Of all the impressive records, one is not being praised. Dong Hong-Juan has now 17 main 8000ers summited (more than any woman in history). I think she is trying to summit all 8000ers twice since she reapeated several so far. Worth an interview, don’t ?

Jerry Kobalenko
Admin
1 month ago
Reply to  LZF

A lot of sites have done away altogether with a comments section because, the internet being what it is, they can easily get too toxic.

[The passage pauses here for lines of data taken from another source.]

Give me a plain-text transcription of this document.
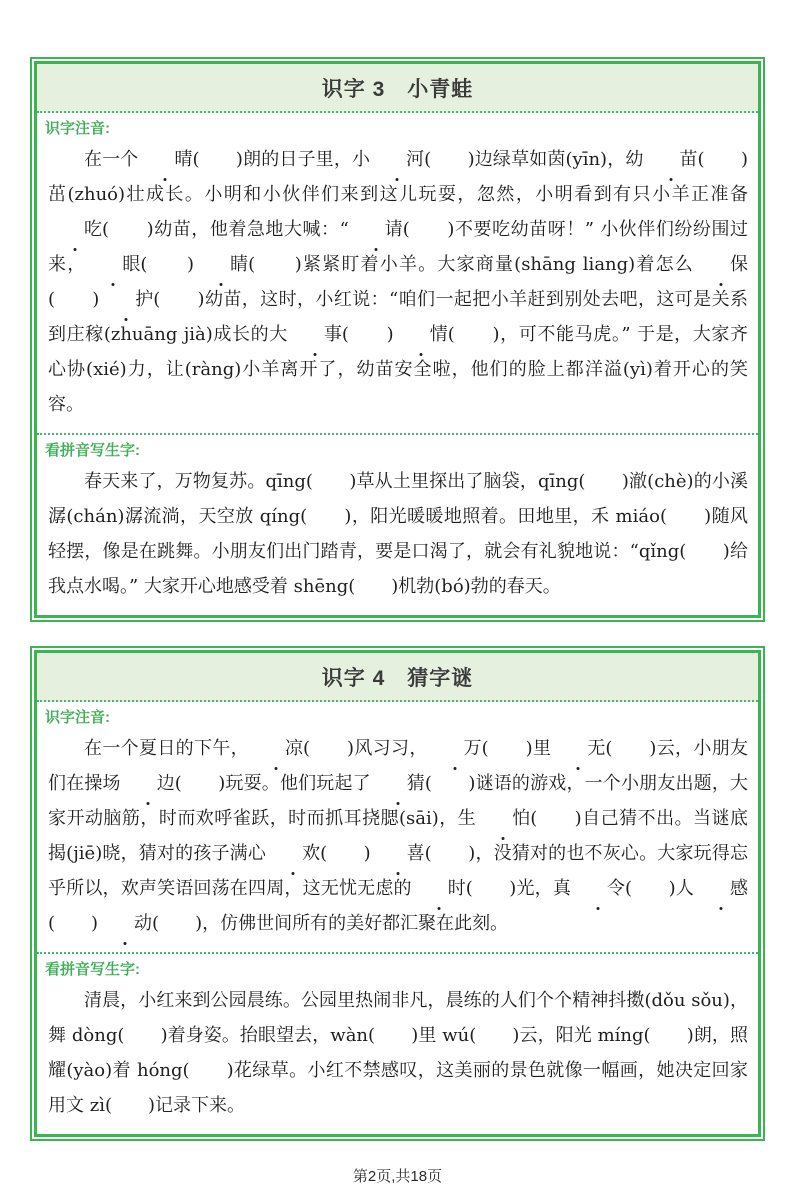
识字 3　小青蛙
识字注音:

在一个 晴(　　)朗的日子里，小 河(　　)边绿草如茵(yīn)，幼 苗(　　)茁(zhuó)壮成长。小明和小伙伴们来到这儿玩耍，忽然，小明看到有只小羊正准备吃(　　)幼苗，他着急地大喊：“ 请(　　)不要吃幼苗呀！” 小伙伴们纷纷围过来， 眼(　　) 睛(　　)紧紧盯着小羊。大家商量(shāng liang)着怎么 保(　　) 护(　　)幼苗，这时，小红说：“咱们一起把小羊赶到别处去吧，这可是关系到庄稼(zhuāng jià)成长的大 事(　　) 情(　　)，可不能马虎。” 于是，大家齐心协(xié)力，让(ràng)小羊离开了，幼苗安全啦，他们的脸上都洋溢(yì)着开心的笑容。

看拼音写生字:

春天来了，万物复苏。qīng(　　)草从土里探出了脑袋，qīng(　　)澈(chè)的小溪潺(chán)潺流淌，天空放 qíng(　　)，阳光暖暖地照着。田地里，禾 miáo(　　)随风轻摆，像是在跳舞。小朋友们出门踏青，要是口渴了，就会有礼貌地说：“qǐng(　　)给我点水喝。” 大家开心地感受着 shēng(　　)机勃(bó)勃的春天。

识字 4　猜字谜
识字注音:

在一个夏日的下午， 凉(　　)风习习， 万(　　)里 无(　　)云，小朋友们在操场 边(　　)玩耍。他们玩起了 猜(　　)谜语的游戏，一个小朋友出题，大家开动脑筋，时而欢呼雀跃，时而抓耳挠腮(sāi)，生 怕(　　)自己猜不出。当谜底揭(jiē)晓，猜对的孩子满心 欢(　　) 喜(　　)，没猜对的也不灰心。大家玩得忘乎所以，欢声笑语回荡在四周，这无忧无虑的 时(　　)光，真 令(　　)人 感(　　) 动(　　)，仿佛世间所有的美好都汇聚在此刻。

看拼音写生字:

清晨，小红来到公园晨练。公园里热闹非凡，晨练的人们个个精神抖擞(dǒu sǒu)，舞 dòng(　　)着身姿。抬眼望去，wàn(　　)里 wú(　　)云，阳光 míng(　　)朗，照耀(yào)着 hóng(　　)花绿草。小红不禁感叹，这美丽的景色就像一幅画，她决定回家用文 zì(　　)记录下来。

第2页,共18页
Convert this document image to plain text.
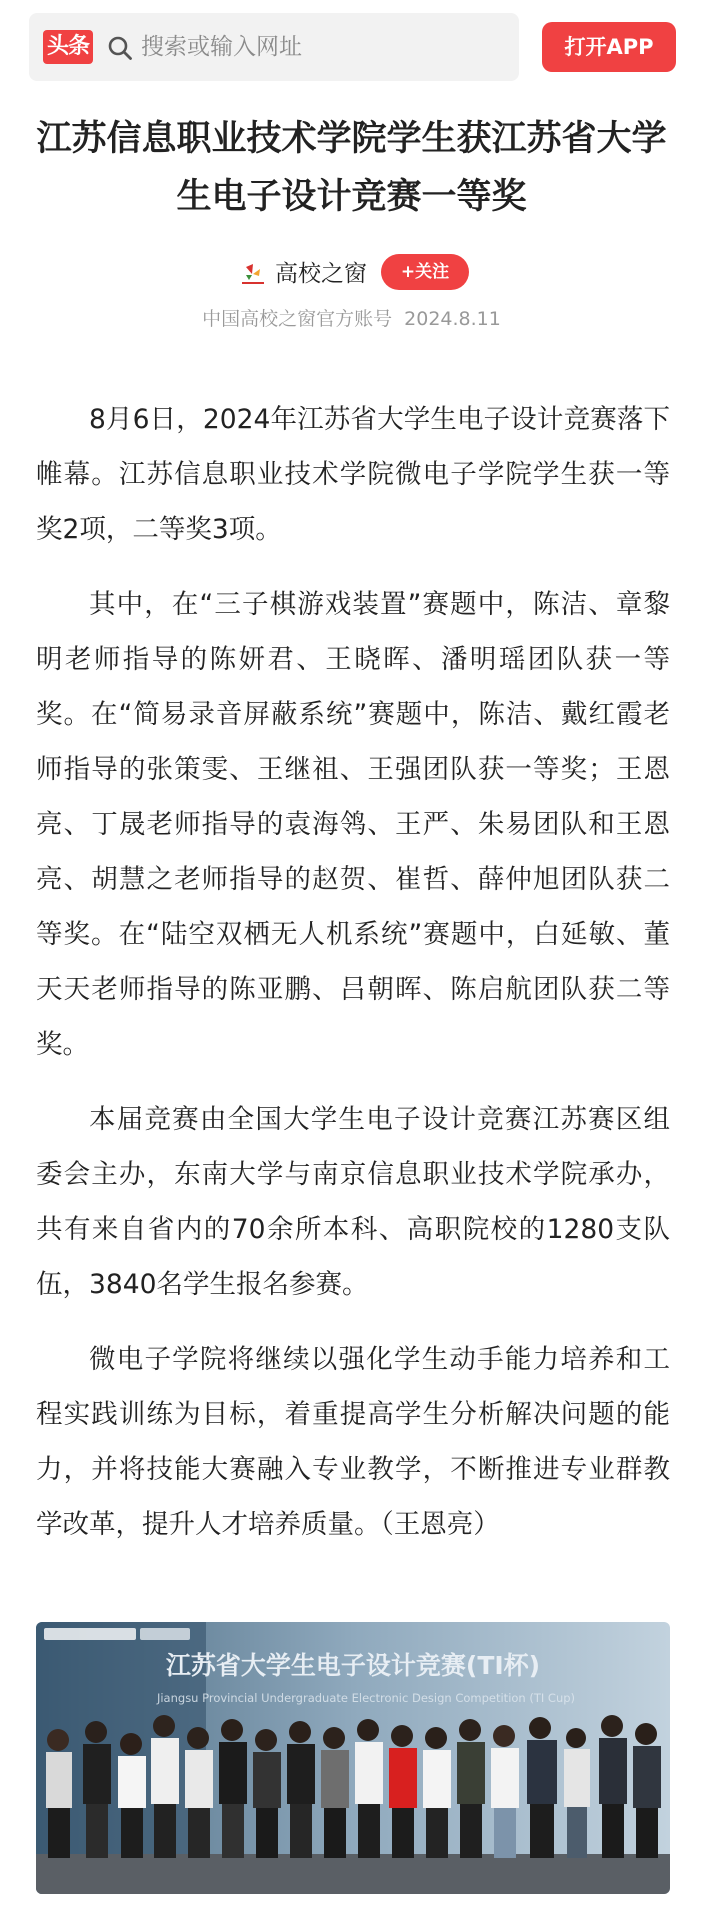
头条 搜索或输入网址	打开APP
江苏信息职业技术学院学生获江苏省大学生电子设计竞赛一等奖
高校之窗	+关注
中国高校之窗官方账号 2024.8.11

8月6日，2024年江苏省大学生电子设计竞赛落下帷幕。江苏信息职业技术学院微电子学院学生获一等奖2项，二等奖3项。

其中，在“三子棋游戏装置”赛题中，陈洁、章黎明老师指导的陈妍君、王晓晖、潘明瑶团队获一等奖。在“简易录音屏蔽系统”赛题中，陈洁、戴红霞老师指导的张策雯、王继祖、王强团队获一等奖；王恩亮、丁晟老师指导的袁海鸰、王严、朱易团队和王恩亮、胡慧之老师指导的赵贺、崔哲、薛仲旭团队获二等奖。在“陆空双栖无人机系统”赛题中，白延敏、董天天老师指导的陈亚鹏、吕朝晖、陈启航团队获二等奖。

本届竞赛由全国大学生电子设计竞赛江苏赛区组委会主办，东南大学与南京信息职业技术学院承办，共有来自省内的70余所本科、高职院校的1280支队伍，3840名学生报名参赛。

微电子学院将继续以强化学生动手能力培养和工程实践训练为目标，着重提高学生分析解决问题的能力，并将技能大赛融入专业教学，不断推进专业群教学改革，提升人才培养质量。（王恩亮）

江苏省大学生电子设计竞赛(TI杯)
Jiangsu Provincial Undergraduate Electronic Design Competition (TI Cup)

Here too we have to keep a tight rein on trolls, or those who personally insult other commenters. But the reason we’re reluctant to do away with the section altogether is because of informative comments like this from knowledgeable readers. We’ll definitely look into her!

LZF
LZF
1 month ago

thanks for your kindness, Jerry. All the good for your and Angela

damiengildea
1 month ago
Reply to  LZF

Dong Hong-Juan has not been to the true summits of either Annapurna or Dhaulagiri, so she has ‘only’ summited 11 x 8000ers.

LZF
LZF
1 month ago
Reply to  damiengildea

I admire your precision, my friend, but the 6 summits you discredit (twice MN, twice AN and twice DH) are valid to Himalayan Database, so it is 17. By the way, happy birthday, Damien !

Apy
Apy
1 month ago
Reply to  LZF

Also she definitely did not reach Sisha main summit.

LZF
LZF
1 month ago
Reply to  Apy

that’s why I put 17 and not 18 😛

damiengildea
1 month ago
Reply to  LZF

Actually, I made a mistake – which inadvertently proves my point! Because Dong did not go to the summit on the earlier occasions, she went back and did the true summits on Annapurna and Manaslu last year, and Dhaulagiri this year. Her own actions, and those of MingmaG who guided her on these re-summits, prove that: those earlier summits were not true summits, so don’t count even for the person doing them, and they were not true summits regardless of what the Himalayan Database says. Errors in the HDB do not change geographical fact. It is admirable of Hong (and… Read more »

bagra
bagra
1 month ago

Great.just wish one day, someone, eventually choose ANY other route but the original French route. sadly, this is probably one of the route-less eight-thousander. next to Lhotse I guess.
long gone those glory days…

look at that beautiful Yugoslav south face omg *__*

WhatsApp-Image-2021-02-28-at-1.52.59-AM-960x651.jpeg
JumperHigh
JumperHigh
1 month ago
Reply to  bagra

Why don’t you bring back the glory days if you yearn for it so much?

bagra
bagra
1 month ago
Reply to  JumperHigh

financial reasons
same as you

:p

Doug Shelby
Doug Shelby
1 month ago

Yeah Makalu ain’t easy. Good job everyone, glad everyone made it back down safe. Maybe explorersweb could ask Ed viesters about what he thinks about the manaslu controversy… I remember that he went back to Shisha just to make sure.

damiengildea
1 month ago
Reply to  Doug Shelby

Viesturs was one of the early people to call out that people were not going to the true summit, but he was mostly ignored. He did likewise on Dhaulagiri, and reported such to Ms. Hawley. This information has always been out there, is in the Himalayan Database for anyone who cares to look.

fred west
fred west
1 month ago

Harila is getting a lot of praise while Purja got mainly abuse and doubts cast on his climbing achievements. Poor show.